Dans son Grand Restaurant doublement étoilé, Jean-François Piège parle de la cuisine comme d’un langage intime capable de raconter les souvenirs, les silences et les émotions. À 55 ans, il garde quelque chose de cette enfance drômoise, pudique et terrienne. Élevé par une mère coiffeuse après la mort de son père alors qu’il n’avait que 6 ans, entouré de ses grands-parents, il grandit avec l’idée que cuisiner est avant tout une manière d’aimer.
Après quatorze années passées au côté d’Alain Ducasse – qui le considère comme « le chef le plus érudit de France » –, il forme depuis vingt ans avec son épouse, Élodie Piège, directrice générale de la Maison Piège et mère de ses deux enfants, un duo qui fait rayonner la toque française à la tête de onze restaurants. Rencontre avec un chef qui préfère toujours la sincérité des gestes à la mise en scène des étoiles.

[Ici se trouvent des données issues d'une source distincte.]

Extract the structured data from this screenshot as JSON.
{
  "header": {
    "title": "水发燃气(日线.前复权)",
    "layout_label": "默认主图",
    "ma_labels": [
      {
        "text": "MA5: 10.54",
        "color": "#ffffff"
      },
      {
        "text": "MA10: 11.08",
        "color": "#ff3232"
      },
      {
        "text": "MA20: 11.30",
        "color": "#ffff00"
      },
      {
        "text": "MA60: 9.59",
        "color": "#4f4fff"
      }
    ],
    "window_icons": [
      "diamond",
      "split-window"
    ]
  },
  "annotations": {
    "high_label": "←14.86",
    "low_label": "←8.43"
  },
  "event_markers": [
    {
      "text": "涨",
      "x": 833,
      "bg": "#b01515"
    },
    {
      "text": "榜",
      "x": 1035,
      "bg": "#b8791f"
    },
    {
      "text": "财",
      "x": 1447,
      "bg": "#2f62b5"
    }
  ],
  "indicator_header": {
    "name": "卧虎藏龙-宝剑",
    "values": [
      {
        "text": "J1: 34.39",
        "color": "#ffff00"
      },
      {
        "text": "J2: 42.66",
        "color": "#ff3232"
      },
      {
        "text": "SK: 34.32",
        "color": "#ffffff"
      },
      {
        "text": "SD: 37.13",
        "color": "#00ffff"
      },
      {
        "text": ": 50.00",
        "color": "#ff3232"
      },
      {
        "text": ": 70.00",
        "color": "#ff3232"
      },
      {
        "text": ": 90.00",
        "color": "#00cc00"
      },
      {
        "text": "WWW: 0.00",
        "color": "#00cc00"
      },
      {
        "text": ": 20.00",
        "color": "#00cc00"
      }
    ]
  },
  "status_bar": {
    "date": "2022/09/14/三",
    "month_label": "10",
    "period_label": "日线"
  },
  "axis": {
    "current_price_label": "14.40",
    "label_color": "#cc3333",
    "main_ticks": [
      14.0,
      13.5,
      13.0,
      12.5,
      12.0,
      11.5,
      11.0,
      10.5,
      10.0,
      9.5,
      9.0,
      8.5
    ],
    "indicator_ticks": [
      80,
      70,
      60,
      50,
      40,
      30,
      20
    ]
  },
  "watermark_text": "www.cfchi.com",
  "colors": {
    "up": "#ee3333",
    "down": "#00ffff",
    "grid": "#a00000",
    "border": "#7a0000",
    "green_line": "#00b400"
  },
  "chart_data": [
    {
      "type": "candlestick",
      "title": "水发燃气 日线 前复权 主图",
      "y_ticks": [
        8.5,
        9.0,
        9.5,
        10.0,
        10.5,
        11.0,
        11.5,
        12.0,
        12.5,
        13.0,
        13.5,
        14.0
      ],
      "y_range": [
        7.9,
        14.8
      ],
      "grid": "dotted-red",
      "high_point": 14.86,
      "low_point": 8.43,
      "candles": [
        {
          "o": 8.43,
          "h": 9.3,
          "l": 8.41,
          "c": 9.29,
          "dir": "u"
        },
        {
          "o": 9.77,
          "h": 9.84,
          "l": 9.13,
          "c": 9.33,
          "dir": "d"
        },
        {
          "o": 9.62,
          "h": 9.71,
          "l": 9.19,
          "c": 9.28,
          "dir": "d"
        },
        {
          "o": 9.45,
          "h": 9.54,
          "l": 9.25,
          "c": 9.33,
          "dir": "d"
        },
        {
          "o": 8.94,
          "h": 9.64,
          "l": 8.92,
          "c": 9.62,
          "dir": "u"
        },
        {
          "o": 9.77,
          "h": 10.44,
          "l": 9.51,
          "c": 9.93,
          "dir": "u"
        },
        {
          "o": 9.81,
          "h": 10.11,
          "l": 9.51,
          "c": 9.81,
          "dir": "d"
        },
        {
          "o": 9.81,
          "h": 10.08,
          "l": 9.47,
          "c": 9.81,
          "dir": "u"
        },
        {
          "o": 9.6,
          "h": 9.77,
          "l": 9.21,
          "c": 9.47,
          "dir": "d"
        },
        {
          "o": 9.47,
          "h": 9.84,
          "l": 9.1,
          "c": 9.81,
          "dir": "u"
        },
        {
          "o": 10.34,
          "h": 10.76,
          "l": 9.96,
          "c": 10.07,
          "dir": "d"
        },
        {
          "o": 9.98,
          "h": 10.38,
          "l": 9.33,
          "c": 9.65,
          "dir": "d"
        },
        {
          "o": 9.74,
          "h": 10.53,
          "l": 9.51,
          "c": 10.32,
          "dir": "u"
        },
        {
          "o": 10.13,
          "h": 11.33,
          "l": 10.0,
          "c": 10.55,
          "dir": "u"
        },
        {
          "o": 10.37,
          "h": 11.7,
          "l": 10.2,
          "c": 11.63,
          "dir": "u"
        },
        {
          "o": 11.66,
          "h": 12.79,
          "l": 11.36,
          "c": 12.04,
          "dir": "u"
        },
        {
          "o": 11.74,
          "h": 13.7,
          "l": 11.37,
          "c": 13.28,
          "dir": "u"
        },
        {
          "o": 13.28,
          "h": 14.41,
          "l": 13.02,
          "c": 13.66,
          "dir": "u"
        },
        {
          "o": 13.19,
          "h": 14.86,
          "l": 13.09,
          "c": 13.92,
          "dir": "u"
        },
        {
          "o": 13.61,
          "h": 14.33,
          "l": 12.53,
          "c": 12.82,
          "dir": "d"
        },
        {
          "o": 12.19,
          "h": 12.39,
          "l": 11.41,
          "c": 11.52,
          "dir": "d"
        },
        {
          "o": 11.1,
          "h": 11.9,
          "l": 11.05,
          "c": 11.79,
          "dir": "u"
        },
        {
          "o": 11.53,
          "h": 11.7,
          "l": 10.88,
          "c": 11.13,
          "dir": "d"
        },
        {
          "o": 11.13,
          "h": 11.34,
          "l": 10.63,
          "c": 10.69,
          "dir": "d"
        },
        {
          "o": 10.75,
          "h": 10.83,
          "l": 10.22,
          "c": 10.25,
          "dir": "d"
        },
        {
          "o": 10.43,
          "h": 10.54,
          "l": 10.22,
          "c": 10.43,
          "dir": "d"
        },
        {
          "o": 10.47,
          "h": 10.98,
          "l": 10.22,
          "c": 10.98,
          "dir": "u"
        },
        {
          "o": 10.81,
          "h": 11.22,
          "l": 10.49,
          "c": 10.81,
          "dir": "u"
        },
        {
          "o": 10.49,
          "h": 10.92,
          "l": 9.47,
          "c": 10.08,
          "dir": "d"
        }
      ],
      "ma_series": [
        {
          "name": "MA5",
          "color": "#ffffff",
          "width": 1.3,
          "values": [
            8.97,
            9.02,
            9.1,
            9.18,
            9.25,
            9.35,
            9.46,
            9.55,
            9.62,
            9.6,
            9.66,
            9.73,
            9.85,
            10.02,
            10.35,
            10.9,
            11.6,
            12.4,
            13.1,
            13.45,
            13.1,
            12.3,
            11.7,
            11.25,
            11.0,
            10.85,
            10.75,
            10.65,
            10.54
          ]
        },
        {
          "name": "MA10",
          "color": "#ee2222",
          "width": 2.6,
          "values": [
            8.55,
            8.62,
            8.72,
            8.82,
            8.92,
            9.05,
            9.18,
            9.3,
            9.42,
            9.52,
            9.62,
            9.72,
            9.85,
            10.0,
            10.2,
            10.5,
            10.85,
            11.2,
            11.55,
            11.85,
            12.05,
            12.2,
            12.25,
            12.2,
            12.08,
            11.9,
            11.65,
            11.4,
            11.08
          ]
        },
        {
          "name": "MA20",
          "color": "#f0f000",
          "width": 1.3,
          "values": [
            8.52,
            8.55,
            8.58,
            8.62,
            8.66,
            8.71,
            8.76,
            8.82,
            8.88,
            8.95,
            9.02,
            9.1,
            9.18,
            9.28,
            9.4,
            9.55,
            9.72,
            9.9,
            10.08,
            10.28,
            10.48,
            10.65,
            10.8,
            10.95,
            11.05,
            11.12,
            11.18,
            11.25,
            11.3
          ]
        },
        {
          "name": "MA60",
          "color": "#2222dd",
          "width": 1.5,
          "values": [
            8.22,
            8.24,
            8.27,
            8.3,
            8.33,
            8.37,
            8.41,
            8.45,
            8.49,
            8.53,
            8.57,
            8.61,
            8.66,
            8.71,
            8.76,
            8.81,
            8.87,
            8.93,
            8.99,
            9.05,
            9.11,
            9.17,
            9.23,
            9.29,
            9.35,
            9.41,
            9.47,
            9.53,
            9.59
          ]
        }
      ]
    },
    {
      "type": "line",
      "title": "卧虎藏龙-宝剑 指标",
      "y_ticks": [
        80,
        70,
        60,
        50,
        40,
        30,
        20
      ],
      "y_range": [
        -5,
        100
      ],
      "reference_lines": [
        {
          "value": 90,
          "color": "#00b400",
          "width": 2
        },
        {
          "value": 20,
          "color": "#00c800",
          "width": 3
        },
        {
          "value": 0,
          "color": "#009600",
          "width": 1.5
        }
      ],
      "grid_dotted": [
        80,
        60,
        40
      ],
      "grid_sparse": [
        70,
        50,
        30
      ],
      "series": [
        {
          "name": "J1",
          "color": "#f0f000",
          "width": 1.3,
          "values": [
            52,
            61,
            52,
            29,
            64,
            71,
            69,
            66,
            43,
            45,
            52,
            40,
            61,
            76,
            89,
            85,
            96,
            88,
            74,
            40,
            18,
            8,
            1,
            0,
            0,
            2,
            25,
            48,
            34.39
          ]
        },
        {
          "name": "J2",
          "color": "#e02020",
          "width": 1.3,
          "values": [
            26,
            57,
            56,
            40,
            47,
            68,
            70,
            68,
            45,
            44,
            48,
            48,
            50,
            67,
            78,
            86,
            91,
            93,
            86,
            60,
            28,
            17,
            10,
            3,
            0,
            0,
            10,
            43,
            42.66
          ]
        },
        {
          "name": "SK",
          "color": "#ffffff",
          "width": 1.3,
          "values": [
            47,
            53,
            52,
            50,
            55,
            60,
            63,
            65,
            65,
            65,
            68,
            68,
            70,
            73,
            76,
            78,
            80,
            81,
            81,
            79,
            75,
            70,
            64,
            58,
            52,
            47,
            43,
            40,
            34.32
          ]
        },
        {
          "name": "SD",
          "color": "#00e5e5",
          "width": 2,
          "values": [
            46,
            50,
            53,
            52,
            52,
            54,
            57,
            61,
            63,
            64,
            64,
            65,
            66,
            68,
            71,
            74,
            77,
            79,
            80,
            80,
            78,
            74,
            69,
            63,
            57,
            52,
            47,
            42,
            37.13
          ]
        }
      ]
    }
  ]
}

LA TRIBUNE DIMANCHE – Ne pas avoir fait d’études vous a-t-il donné des complexes ?
JEAN-FRANÇOIS PIÈGE – Bien sûr, car ça me renvoyait à toutes ces remarques entendues plus jeune : « Si tu ne travailles pas bien à l’école, tu finiras cuisinier. » À l’époque, cela disait beaucoup du regard porté sur ce métier. Mais ma grand-mère répétait toujours : « Il n’y a pas de sous-métier. » Cette phrase m’est restée. Mon grand-père, qui travaillait à la PLM – ancêtre de la SNCF – avait une écriture magnifique, une grande intelligence, une vraie culture du travail. Alors, avec le recul, je me dis qu’il n’y avait aucune honte à avoir.